Jakarta, Aktual.com — Wakil Gubernur Jawa Barat Deddy Mizwar menyarankan agar moratorium dimanfaatkan untuk mengakaji ulang dampak lingkungan akibat mega proyek reklamasi teluk Jakarta.

Sebab menurutnya, bukan hanya DKI Jakarta, reklamasi juga beri pengaruh buruk bagi wilayahnya. Apalagi, pengurukan dan penambangan material reklamasi diambil dari Jawa Barat yang daerahnya masih didominasi gunung batu.

“80 persen di bogor saja, penambang mensuplai ‎reklamasi tadi. Hampir 100 pengusaha penambangan disana.

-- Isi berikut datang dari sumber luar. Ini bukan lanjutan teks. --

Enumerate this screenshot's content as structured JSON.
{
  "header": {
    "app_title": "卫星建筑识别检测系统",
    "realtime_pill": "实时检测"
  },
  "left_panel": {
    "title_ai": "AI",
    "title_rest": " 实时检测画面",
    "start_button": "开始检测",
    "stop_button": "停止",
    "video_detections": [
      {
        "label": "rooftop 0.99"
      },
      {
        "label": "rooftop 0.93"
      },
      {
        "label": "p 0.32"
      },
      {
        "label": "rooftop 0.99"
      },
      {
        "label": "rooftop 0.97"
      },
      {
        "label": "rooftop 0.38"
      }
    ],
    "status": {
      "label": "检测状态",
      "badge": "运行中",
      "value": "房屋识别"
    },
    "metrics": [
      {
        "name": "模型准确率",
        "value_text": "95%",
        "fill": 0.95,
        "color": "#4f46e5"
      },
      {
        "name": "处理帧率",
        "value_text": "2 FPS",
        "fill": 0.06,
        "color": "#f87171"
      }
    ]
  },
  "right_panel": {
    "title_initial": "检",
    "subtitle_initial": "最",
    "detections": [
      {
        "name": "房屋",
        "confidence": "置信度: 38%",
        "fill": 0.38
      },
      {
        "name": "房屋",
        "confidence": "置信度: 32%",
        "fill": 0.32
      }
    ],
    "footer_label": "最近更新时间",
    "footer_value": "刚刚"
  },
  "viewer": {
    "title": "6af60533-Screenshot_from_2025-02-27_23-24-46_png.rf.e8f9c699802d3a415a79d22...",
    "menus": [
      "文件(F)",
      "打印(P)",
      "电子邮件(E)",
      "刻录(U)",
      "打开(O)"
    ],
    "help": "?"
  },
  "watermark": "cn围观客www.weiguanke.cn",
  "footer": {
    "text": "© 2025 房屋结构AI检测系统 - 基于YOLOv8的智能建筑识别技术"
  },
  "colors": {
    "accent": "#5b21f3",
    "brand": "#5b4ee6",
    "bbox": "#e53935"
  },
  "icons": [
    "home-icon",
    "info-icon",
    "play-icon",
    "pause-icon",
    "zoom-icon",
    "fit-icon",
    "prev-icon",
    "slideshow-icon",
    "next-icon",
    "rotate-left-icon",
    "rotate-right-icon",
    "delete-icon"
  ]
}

Dampak lingkungan, jalan-jalan hancur, masyarakat dirugikan dengan penyakit ispa. Kalau hujan, becek luar biasa. Makanya kaji semua. Jangan memindahkan bencana ke tempat yang lain. Apa kata dunia?” ujar Deddy di kompleks parlemen, Senayan, Jakarta, Rabu (20/4).

Deddy menilai akses untuk kegiatan reklamasi juga memerlukan jalan khusus pertambangan. Hal itu, kata dia, juga untuk menghindari pungli dan suap dari hulu ke hilir.

“Berarti ada manipulasi, ada kemaksiatan berlangsung. Nggak ada keberkahan,” katanya.

Meski tak keberatan dengan reklamasi, namu mega proyek tersebut dinilai sudah merugikan masyarakat Jawa Barat, baik aspek kesehatan maupun kependudukan. Dimana, penduduk miskin DKI akan berpindah ke wilayah tersebut.

“Nanti udah jelas arahnya kemana. Nelayan, orang-orang yang digusur berpindah kemana ? Jawa barat kan ? Jawa Barat indah. Gapapa kita terima, kita anggap amal. Nggak berat urusin orang miskin,”

“Becanda, biarkan saja di reklamasi. Pantai utara diubah jadi kota wisata seperti venisia. Rakyat pindah ke Jawa Barat, bikin kota baru,” cetus artis senior pemeran Naga Bonar ini.